Dejamos por fuera los caballerosos reyes de aquellos regímenes pre y medievales, cuando los líderes y gobernantes se batían en armas cuerpo a cuerpo, y salvos también a los guerreros que protagonizaban directamente sus gestas independentistas o defensivas hasta bien entrada la etapa decimonónica.
Queremos concentrarnos en los modernísimos dueños del poder político, económico y religioso, quienes suelen valerse de terceros para resolver todas sus dificultades. A estos terceros damos en llamarlos verdugos contemporáneos. Son quienes se cobijan en la acomodaticia figura juridicocopenal conocida con el rimbombante vocablo: Autores intelectuales penales.
Porque hoy la figura del salario, de los honorarios, de las cotizaciones, de las dietas y de la bajada de mula son el más expedito mecanismo al que echa mano cualquier poderoso en billetes, y que demuestra palmariamente que tales potentados no pueden lograr sus objetivos, sus venganzas, sus protestas, sus controles sociales, sus leyes, sus mandatos, sus imposiciones y su guerra contra sus contrarios sin el auxilio de terceros, llamados autores materiales.
Esos verdugos contemporáneos son personas prestas para esos viles servicios sin la vergüenza de los encapuchados de otrora; por lo general cargados con birretes, con togas, con credenciales y patentes, con registros comerciales y con designaciones electoburocráticas, y hasta con preseas de variopinta morfología y colorido, y son contradictoriamente extraídas del semillero de las propias víctimas populares.

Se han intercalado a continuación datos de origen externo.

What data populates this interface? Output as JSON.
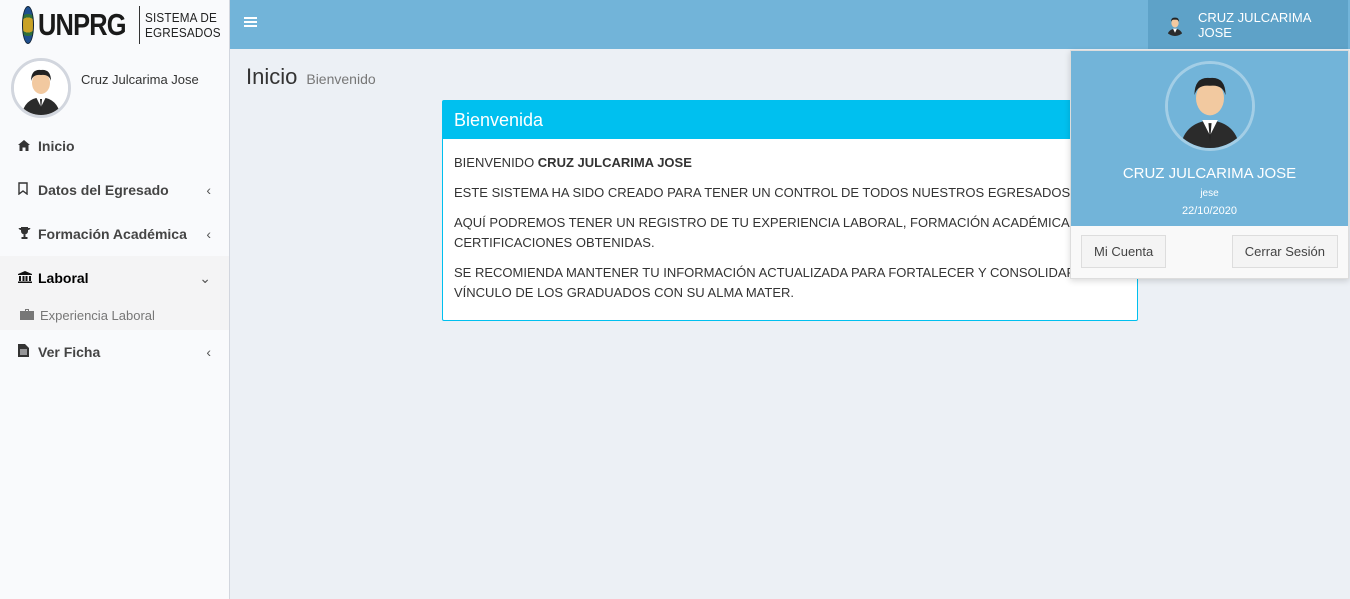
{
  "brand": {
    "name": "UNPRG",
    "subtitle_line1": "SISTEMA DE",
    "subtitle_line2": "EGRESADOS"
  },
  "user": {
    "display_name": "Cruz Julcarima Jose",
    "full_name_upper": "CRUZ JULCARIMA JOSE",
    "username": "jese",
    "date": "22/10/2020"
  },
  "sidebar": {
    "items": [
      {
        "label": "Inicio",
        "icon": "home-icon"
      },
      {
        "label": "Datos del Egresado",
        "icon": "bookmark-icon"
      },
      {
        "label": "Formación Académica",
        "icon": "trophy-icon"
      },
      {
        "label": "Laboral",
        "icon": "bank-icon"
      },
      {
        "label": "Ver Ficha",
        "icon": "file-icon"
      }
    ],
    "submenu": {
      "label": "Experiencia Laboral",
      "icon": "briefcase-icon"
    }
  },
  "header": {
    "user_label": "CRUZ JULCARIMA JOSE"
  },
  "content": {
    "title": "Inicio",
    "subtitle": "Bienvenido"
  },
  "welcome_box": {
    "title": "Bienvenida",
    "greeting_prefix": "BIENVENIDO ",
    "greeting_name": "CRUZ JULCARIMA JOSE",
    "p1": "ESTE SISTEMA HA SIDO CREADO PARA TENER UN CONTROL DE TODOS NUESTROS EGRESADOS.",
    "p2": "AQUÍ PODREMOS TENER UN REGISTRO DE TU EXPERIENCIA LABORAL, FORMACIÓN ACADÉMICA Y CERTIFICACIONES OBTENIDAS.",
    "p3": "SE RECOMIENDA MANTENER TU INFORMACIÓN ACTUALIZADA PARA FORTALECER Y CONSOLIDAR EL VÍNCULO DE LOS GRADUADOS CON SU ALMA MATER."
  },
  "dropdown": {
    "account_button": "Mi Cuenta",
    "logout_button": "Cerrar Sesión"
  },
  "colors": {
    "header": "#72b4d9",
    "box_accent": "#00c0ef",
    "content_bg": "#ecf0f5"
  }
}
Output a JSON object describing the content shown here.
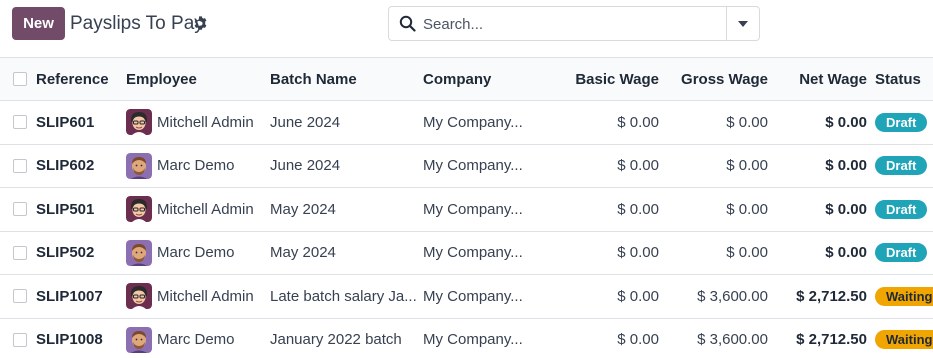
{
  "control_panel": {
    "new_label": "New",
    "title": "Payslips To Pay",
    "search_placeholder": "Search..."
  },
  "columns": {
    "reference": "Reference",
    "employee": "Employee",
    "batch": "Batch Name",
    "company": "Company",
    "basic_wage": "Basic Wage",
    "gross_wage": "Gross Wage",
    "net_wage": "Net Wage",
    "status": "Status"
  },
  "colors": {
    "brand": "#714B67",
    "draft": "#1fa4b8",
    "waiting": "#f0a500"
  },
  "rows": [
    {
      "reference": "SLIP601",
      "employee": "Mitchell Admin",
      "avatar": "mitchell",
      "batch": "June 2024",
      "company": "My Company...",
      "basic": "$ 0.00",
      "gross": "$ 0.00",
      "net": "$ 0.00",
      "status": "Draft",
      "status_kind": "draft"
    },
    {
      "reference": "SLIP602",
      "employee": "Marc Demo",
      "avatar": "marc",
      "batch": "June 2024",
      "company": "My Company...",
      "basic": "$ 0.00",
      "gross": "$ 0.00",
      "net": "$ 0.00",
      "status": "Draft",
      "status_kind": "draft"
    },
    {
      "reference": "SLIP501",
      "employee": "Mitchell Admin",
      "avatar": "mitchell",
      "batch": "May 2024",
      "company": "My Company...",
      "basic": "$ 0.00",
      "gross": "$ 0.00",
      "net": "$ 0.00",
      "status": "Draft",
      "status_kind": "draft"
    },
    {
      "reference": "SLIP502",
      "employee": "Marc Demo",
      "avatar": "marc",
      "batch": "May 2024",
      "company": "My Company...",
      "basic": "$ 0.00",
      "gross": "$ 0.00",
      "net": "$ 0.00",
      "status": "Draft",
      "status_kind": "draft"
    },
    {
      "reference": "SLIP1007",
      "employee": "Mitchell Admin",
      "avatar": "mitchell",
      "batch": "Late batch salary Ja...",
      "company": "My Company...",
      "basic": "$ 0.00",
      "gross": "$ 3,600.00",
      "net": "$ 2,712.50",
      "status": "Waiting",
      "status_kind": "waiting"
    },
    {
      "reference": "SLIP1008",
      "employee": "Marc Demo",
      "avatar": "marc",
      "batch": "January 2022 batch",
      "company": "My Company...",
      "basic": "$ 0.00",
      "gross": "$ 3,600.00",
      "net": "$ 2,712.50",
      "status": "Waiting",
      "status_kind": "waiting"
    }
  ]
}
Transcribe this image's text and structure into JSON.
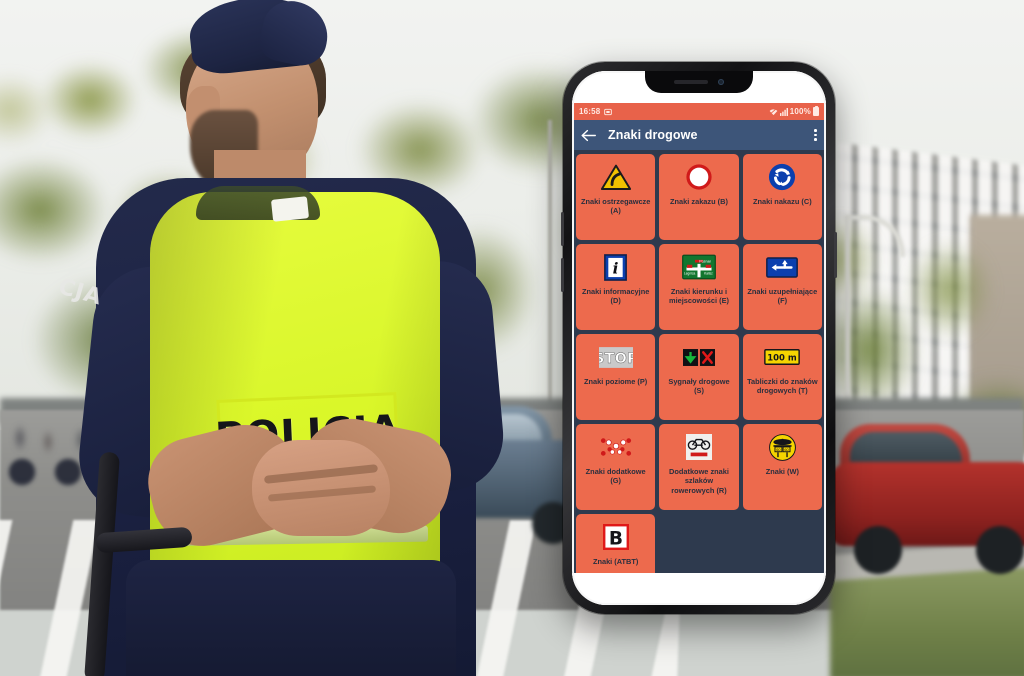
{
  "background": {
    "description": "Blurred street photo: police officer in high-visibility vest facing away, pedestrian crossing, cars and buildings",
    "vest_text": "POLICJA",
    "sleeve_text": "CJA"
  },
  "phone": {
    "status_bar": {
      "time": "16:58",
      "left_icon": "screenshot-icon",
      "wifi_icon": "wifi-icon",
      "signal_icon": "signal-bars-icon",
      "battery_percent": "100%",
      "battery_icon": "battery-full-icon",
      "background_color": "#e8624a",
      "text_color": "#ffe9e2"
    },
    "app_bar": {
      "back_icon": "back-arrow-icon",
      "title": "Znaki drogowe",
      "overflow_icon": "overflow-menu-icon",
      "background_color": "#3d5579"
    },
    "grid": {
      "background_color": "#2e3a4e",
      "tile_color": "#ed6a4d",
      "tile_text_color": "#2a2f3e",
      "tiles": [
        {
          "id": "A",
          "icon": "warning-triangle-curve-sign",
          "label": "Znaki ostrzegawcze (A)"
        },
        {
          "id": "B",
          "icon": "prohibition-circle-sign",
          "label": "Znaki zakazu (B)"
        },
        {
          "id": "C",
          "icon": "roundabout-mandatory-sign",
          "label": "Znaki nakazu (C)"
        },
        {
          "id": "D",
          "icon": "information-i-sign",
          "label": "Znaki informacyjne (D)"
        },
        {
          "id": "E",
          "icon": "green-direction-sign",
          "label": "Znaki kierunku i miejscowości (E)"
        },
        {
          "id": "F",
          "icon": "blue-supplementary-arrow-sign",
          "label": "Znaki uzupełniające (F)"
        },
        {
          "id": "P",
          "icon": "stop-road-marking",
          "label": "Znaki poziome (P)"
        },
        {
          "id": "S",
          "icon": "lane-signal-sign",
          "label": "Sygnały drogowe (S)"
        },
        {
          "id": "T",
          "icon": "yellow-distance-plate",
          "label": "Tabliczki do znaków drogowych (T)"
        },
        {
          "id": "G",
          "icon": "red-white-marker-sign",
          "label": "Znaki dodatkowe (G)"
        },
        {
          "id": "R",
          "icon": "bicycle-route-plate",
          "label": "Dodatkowe znaki szlaków rowerowych (R)"
        },
        {
          "id": "W",
          "icon": "yellow-waterway-sign",
          "label": "Znaki (W)"
        },
        {
          "id": "ATBT",
          "icon": "letter-b-red-border-sign",
          "label": "Znaki (ATBT)"
        }
      ]
    }
  }
}
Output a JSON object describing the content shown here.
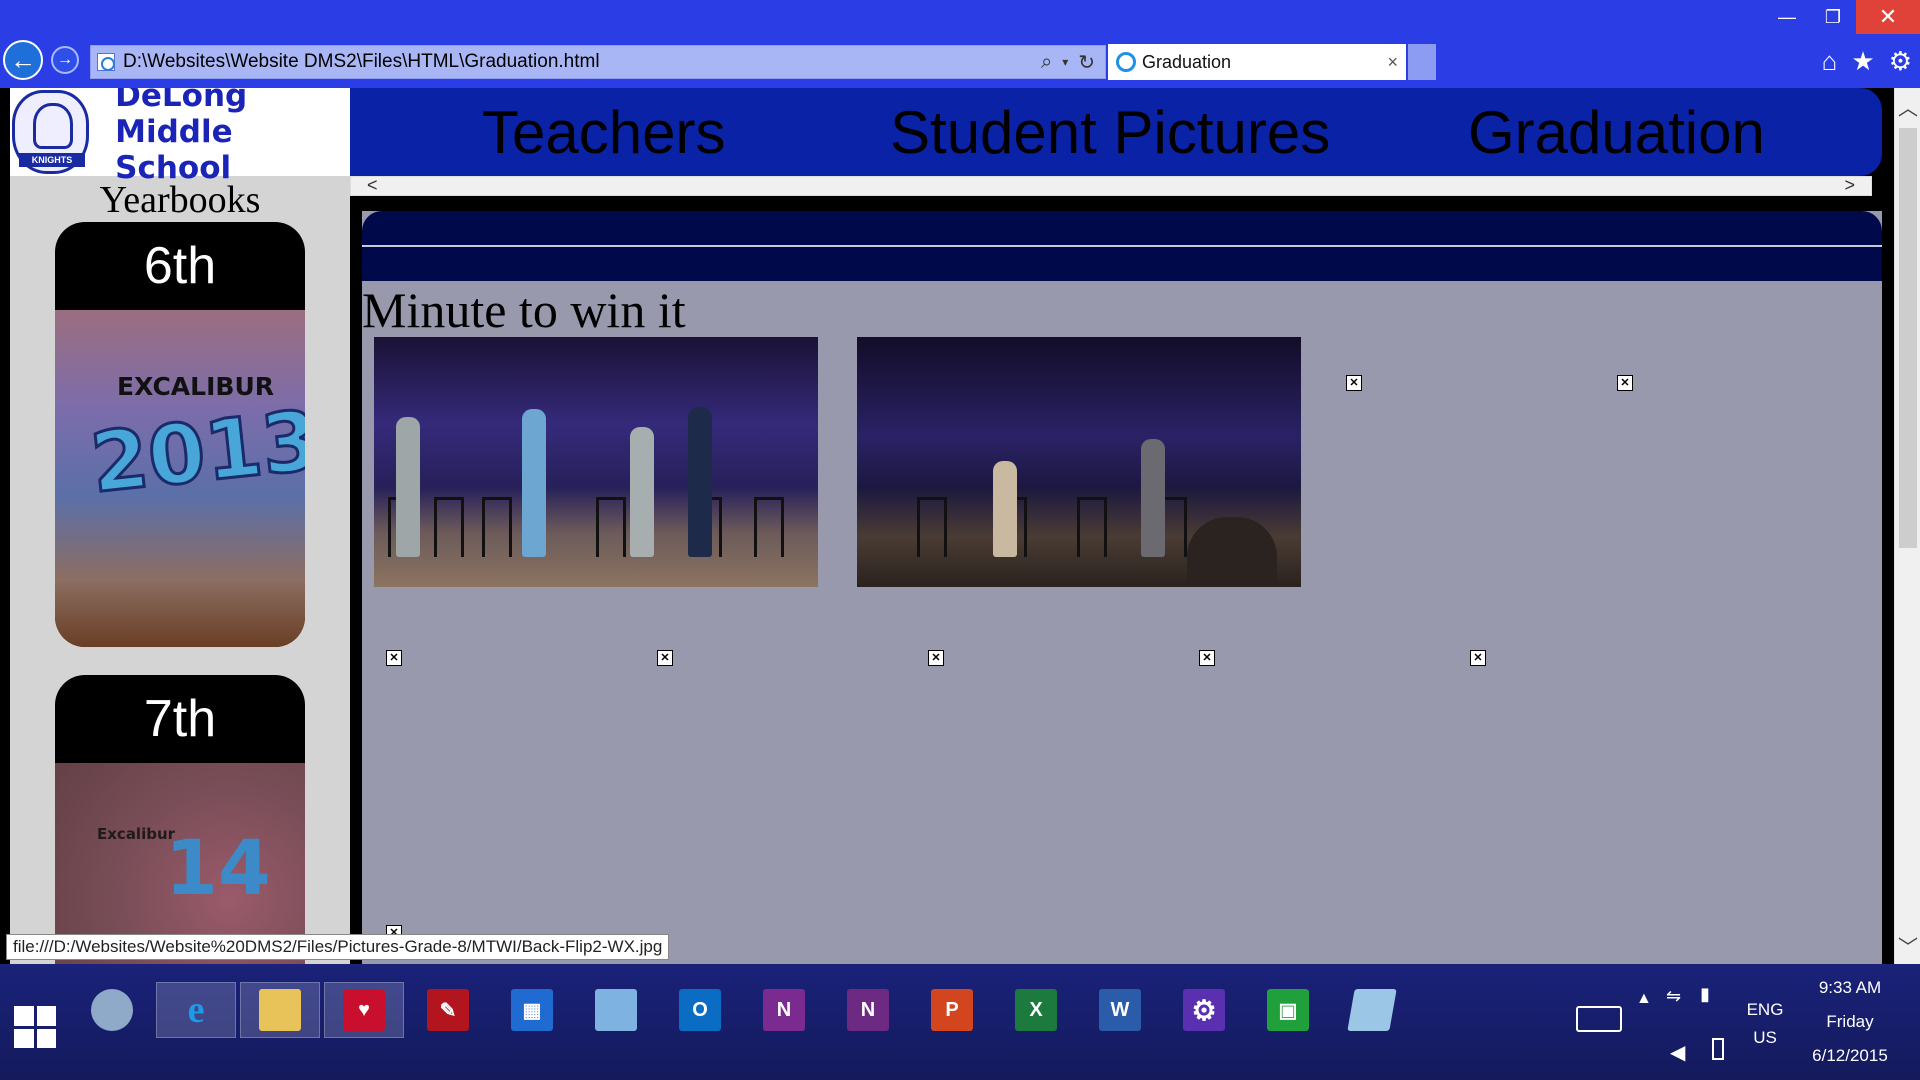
{
  "browser": {
    "url": "D:\\Websites\\Website DMS2\\Files\\HTML\\Graduation.html",
    "tab_title": "Graduation",
    "tab_close": "×",
    "back_glyph": "←",
    "forward_glyph": "→",
    "search_glyph": "⌕",
    "refresh_glyph": "↻",
    "min_glyph": "—",
    "restore_glyph": "❐",
    "close_glyph": "✕",
    "home_glyph": "⌂",
    "fav_glyph": "★",
    "settings_glyph": "⚙"
  },
  "site": {
    "school_name_line1": "DeLong",
    "school_name_line2": "Middle School",
    "logo_ribbon": "KNIGHTS",
    "nav": [
      "Teachers",
      "Student Pictures",
      "Graduation"
    ],
    "yearbooks_title": "Yearbooks",
    "yearbooks": [
      {
        "label": "6th",
        "cover_word": "EXCALIBUR",
        "cover_year": "2013"
      },
      {
        "label": "7th",
        "cover_word": "Excalibur",
        "cover_year": "14"
      }
    ],
    "section_title": "Minute to win it",
    "broken_image_glyph": "✕"
  },
  "status_url": "file:///D:/Websites/Website%20DMS2/Files/Pictures-Grade-8/MTWI/Back-Flip2-WX.jpg",
  "taskbar": {
    "icons": [
      "performance-monitor",
      "internet-explorer",
      "file-explorer",
      "iheartradio",
      "acrobat",
      "windows-store-tiles",
      "remote-desktop",
      "outlook",
      "onenote",
      "onenote-clipper",
      "powerpoint",
      "excel",
      "word",
      "settings",
      "store",
      "notepad"
    ],
    "labels": {
      "outlook": "O",
      "onenote": "N",
      "onenote_clipper": "N",
      "powerpoint": "P",
      "excel": "X",
      "word": "W"
    },
    "tray": {
      "lang_line1": "ENG",
      "lang_line2": "US",
      "time": "9:33 AM",
      "day": "Friday",
      "date": "6/12/2015"
    }
  },
  "colors": {
    "chrome_blue": "#2b3ee6",
    "nav_blue": "#0a22a6",
    "content_gray": "#9899ad",
    "school_text": "#1a25b8"
  }
}
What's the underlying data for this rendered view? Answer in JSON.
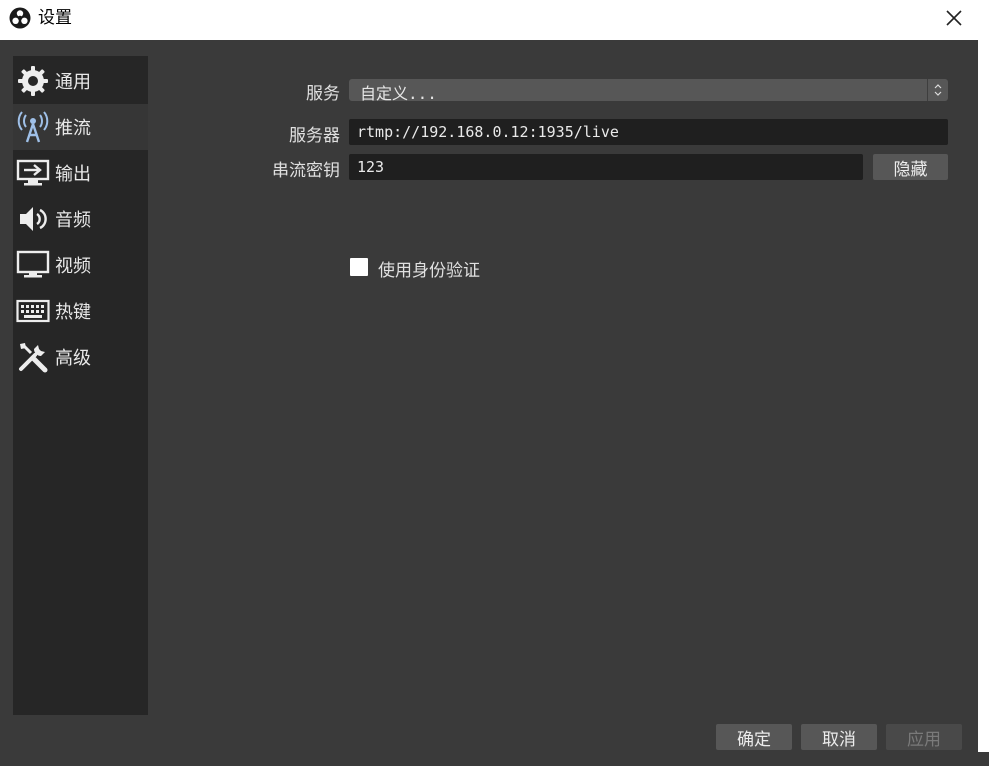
{
  "window": {
    "title": "设置"
  },
  "sidebar": {
    "items": [
      {
        "label": "通用",
        "icon": "gear-icon"
      },
      {
        "label": "推流",
        "icon": "antenna-icon"
      },
      {
        "label": "输出",
        "icon": "output-icon"
      },
      {
        "label": "音频",
        "icon": "speaker-icon"
      },
      {
        "label": "视频",
        "icon": "monitor-icon"
      },
      {
        "label": "热键",
        "icon": "keyboard-icon"
      },
      {
        "label": "高级",
        "icon": "tools-icon"
      }
    ],
    "active_index": 1
  },
  "stream": {
    "service_label": "服务",
    "service_value": "自定义...",
    "server_label": "服务器",
    "server_value": "rtmp://192.168.0.12:1935/live",
    "key_label": "串流密钥",
    "key_value": "123",
    "hide_button_label": "隐藏",
    "auth_label": "使用身份验证",
    "auth_checked": false
  },
  "footer": {
    "ok_label": "确定",
    "cancel_label": "取消",
    "apply_label": "应用"
  },
  "colors": {
    "background": "#3a3a3a",
    "sidebar": "#262626",
    "sidebar_active": "#363636",
    "input": "#1f1f1f",
    "button": "#575757"
  }
}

Operan y se prestan hasta orgullosamente para dichos servicios de sicarios, de verdugos, de policías, de testaferros, de defensores judiciales, de representantes jurídicos, de legislativos, de gobernantes, de alcaldes y demás eufemismos nominales, con los que usualmente disfrazan sus deshonestas y antisociales actuaciones, para de esa manera esconder a los verdaderos responsables o autores intelectuales penales, quienes por esta cómoda y constitucional vía jamás terminan de ser ajusticiados. Digamos que la autoría intelectual penal es otra de las más connotadas burlas de nuestro Estado de Derecho.